Secretary of State John Kerry and other U.S. officials initially said that the tentative agreement reached April 2 in Switzerland calls for a gradual lifting of sanctions, as Iran makes good on its pledge to curtail its nuclear program.
However, top Iranian leaders have subsequently insisted that the sanctions would be lifted as soon as a written accord is signed by Iran, the U.S. and five other European countries that have been taking part in the negotiations.
During a joint press conference on Friday with Italian Prime Minister Matteo, Obama suggested that negotiators seek a compromise “more acceptable to Iran’s political leadership and factions, while still maintaining leverage to force Tehran to stick to its promises.
“How sanctions are lessened, how we snap back sanctions if there’s a violation, there are a lot of different mechanisms and ways to do that,” Obama said.
Corker and other Republican leaders want the sanctions be lifted gradually to enable the U.S. and its allies to continue to have leverage over the Iranians.

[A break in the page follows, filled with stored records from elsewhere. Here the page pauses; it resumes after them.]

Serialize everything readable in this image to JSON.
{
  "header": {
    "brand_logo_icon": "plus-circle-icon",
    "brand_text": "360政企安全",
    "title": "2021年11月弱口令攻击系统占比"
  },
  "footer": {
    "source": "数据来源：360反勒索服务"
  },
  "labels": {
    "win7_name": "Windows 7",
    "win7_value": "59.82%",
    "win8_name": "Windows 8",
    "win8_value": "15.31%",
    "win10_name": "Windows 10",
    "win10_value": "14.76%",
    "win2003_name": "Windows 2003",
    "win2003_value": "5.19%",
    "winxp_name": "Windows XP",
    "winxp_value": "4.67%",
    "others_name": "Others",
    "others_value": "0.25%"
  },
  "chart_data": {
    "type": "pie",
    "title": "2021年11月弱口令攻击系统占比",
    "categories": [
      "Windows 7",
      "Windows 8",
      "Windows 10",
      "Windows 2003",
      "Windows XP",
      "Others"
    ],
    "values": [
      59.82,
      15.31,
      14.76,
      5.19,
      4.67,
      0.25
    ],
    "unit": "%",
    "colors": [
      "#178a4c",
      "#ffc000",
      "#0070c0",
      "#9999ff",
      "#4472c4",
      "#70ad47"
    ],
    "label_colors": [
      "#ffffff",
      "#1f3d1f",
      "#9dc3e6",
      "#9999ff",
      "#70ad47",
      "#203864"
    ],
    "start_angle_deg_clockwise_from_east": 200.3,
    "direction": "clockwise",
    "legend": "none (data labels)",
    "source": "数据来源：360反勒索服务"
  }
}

“I think it’s very important that the sanctions be phased so that we see how Iran is behaving and whether they are actually living up to the arrangement,” Corker said. “… to alleviate those [sanctions] on the front end obviously just gives them immediately more money to conduct terrorist acts throughout the Middle East and to continue the hegemony that they have been involved in for the last several years.”
Beyond the question of when the sanctions should be lifted is the equally troubling matter of the disposition of Iran’s four major nuclear research sites.
There was a time when Israel and the U.S. warned of the possibility of air strikes against Iran to knock out facilities that were designed to enrich uranium and potentially could develop a nuclear weapon that could be used against Israel and others in the Middle East.
Yet under the terms of the tentative “framework” that emerged from the talks, roughly 5,000 centrifuges will remain spinning enriched uranium at the Natanz facility – about half the number currently running – while the heavily fortified underground facility at Fordo will be partly converted to advanced nuclear research and the production of medical isotopes.
While Iran insists that its goal has been to develop nuclear facilities for peaceful purposes, “One of the biggest concerns that people have is that Iran today has the ability through covert action to do anything that they wish,” Corker said. “And there’s a lot of questions right now, when you start teasing out the details from Secretary Kerry and others,” concerning the speed with which inspectors could gain access to the Iranian nuclear facilities.
He said the last thing Americans wants is a repeat of the failed efforts of the U.S. and international weapons inspectors to gain access to suspected chemical and nuclear weapons plants in Iraq during the regime of Saddam Hussein. “They kept moving the ball and for months and months and months we didn’t have the ability to get in,” he said.
Sen. Benjamin Cardin of Maryland, the ranking Democrat on the Foreign Relations Committee and a key negotiator of the congressional oversight bill, dismissed suggestions that Obama has been too eager to close a deal with Iran.
“Look at what’s been accomplished over the last many months,” he said on CNN. “We’ve not only kept Iran’s program in check, there’s actually been a reduction of their capacity to be able to produce the nuclear materials for a weapon. The framework agreement has been adhered to by Iran. Many people thought that would not be the case.”
“Now we need to make sure they cannot produce a nuclear weapon and we have the right to inspect to make sure we know what they’re doing,” he added.